Johannes H. Uhl, Earthlab, Cooperative Institute for Research in Environmental Sciences (CIRES) & Institute of Behavioral Science (IBS), University of Colorado Boulder, December 2021.
Requirements: Python 3.7 & Safe Software Feature Manpulation Engine (tested for v2017 and v2019).
- Extract ZTRAX ZIP into subfolder.
- Extract each state zip into a state subfolder (eg all csvs in 01.zip must be in \01*.csv).7-ZIP can do that using the Extract to * command.
- Copy these subfolders in a separate folder “CSV”. Check the scripts and create all subfolders specified, and adjust paths.
- Prepare script 01_generate_SQLite_databases_separate.py: Set zipfolder path and dbpath. Also, place the metadata files in the same directory as the script.
- Open the Layout.xlsx and copy the ZAsmt tab into a csv called Layout_ZAsmt.csv in the scripts folder – likewise for zTrans. Also copy the
- Run 01_generate_SQLite_databases_separate.py. This will generate empty SQLITE databases in the db_path folder.
- Run 02_append_headers_to_csv_files.py. Set paths in script prior to that. This will append the column headers to each csv file.
- In the first version imported in 2017, some “NULL” characters in specific csv files caused FME to crash. The script 03_remove_NUL_characters.py will search for these characters and replace them by “0”. If these errors occur in 10), this script can be used to clean the csv files.
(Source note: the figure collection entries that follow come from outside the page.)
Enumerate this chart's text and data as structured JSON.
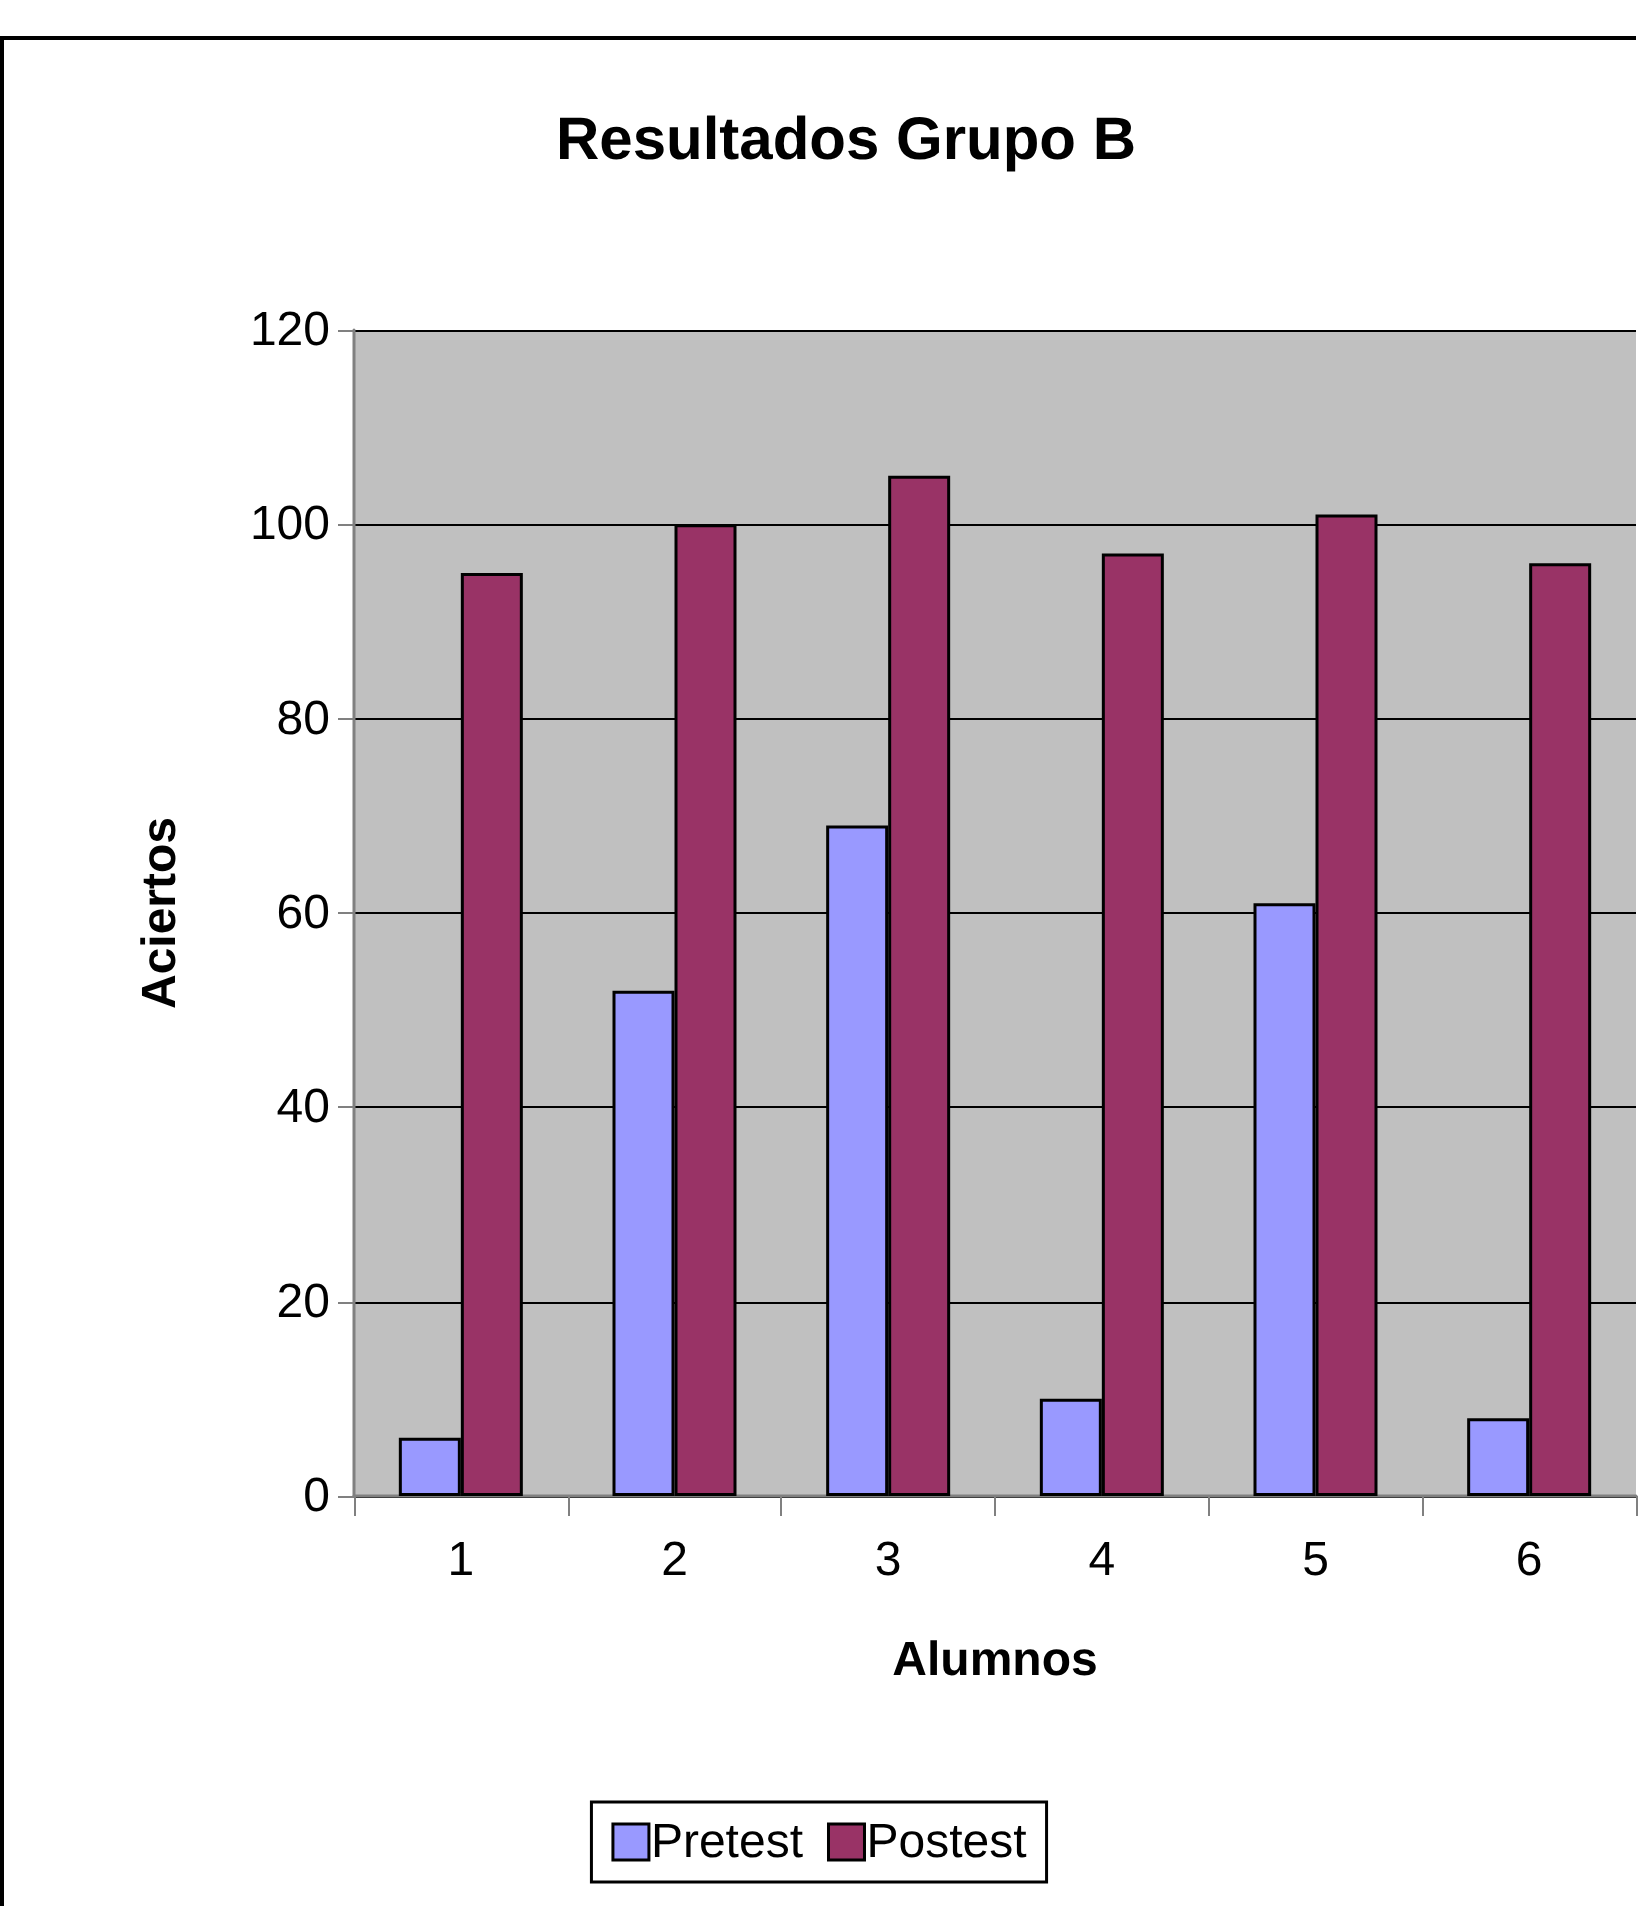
{
  "chart_data": {
    "type": "bar",
    "title": "Resultados Grupo B",
    "xlabel": "Alumnos",
    "ylabel": "Aciertos",
    "categories": [
      "1",
      "2",
      "3",
      "4",
      "5",
      "6"
    ],
    "series": [
      {
        "name": "Pretest",
        "color": "#9999ff",
        "values": [
          6,
          52,
          69,
          10,
          61,
          8
        ]
      },
      {
        "name": "Postest",
        "color": "#993366",
        "values": [
          95,
          100,
          105,
          97,
          101,
          96
        ]
      }
    ],
    "ylim": [
      0,
      120
    ],
    "yticks": [
      0,
      20,
      40,
      60,
      80,
      100,
      120
    ],
    "grid": "y",
    "legend": "bottom"
  }
}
- Copy the two .fmw FME workbench files into a subfolder .\TEMPLATES. Then adjust paths in the script 04_generate_batch_workspaces.py. this script will take the FMW files in the TEMPLATE folder, and adjust the paths for each state-level database. It also creates a batchfile in .\BATCH_all.bat.
- Run the _all.bat. This will import the data into SQLite databases (XX_ZTrans_cont_SQLite.db and XX_ZAsmt_cont_SQLite.db, for each state ID XX).
- Run 05_ZTRAX_set_index.py. This will set indices on database columns to speed up subsequent extractions.
- Run 06_ZTRAX_ZAsmt_relevant_attributes_SQLite2CSV.py to generate county-level extractions of ZTRAX attributes of interest. Implemented only for ZAsmt and for a set of around 50 specific attributes from different ZAsmt tables. There will be one csv files per county, at the building area level (UID: RowID + BuildingOrImprovementNumber + BuildingAreaStndCode). From there, users can aggregate the data to the building and property level.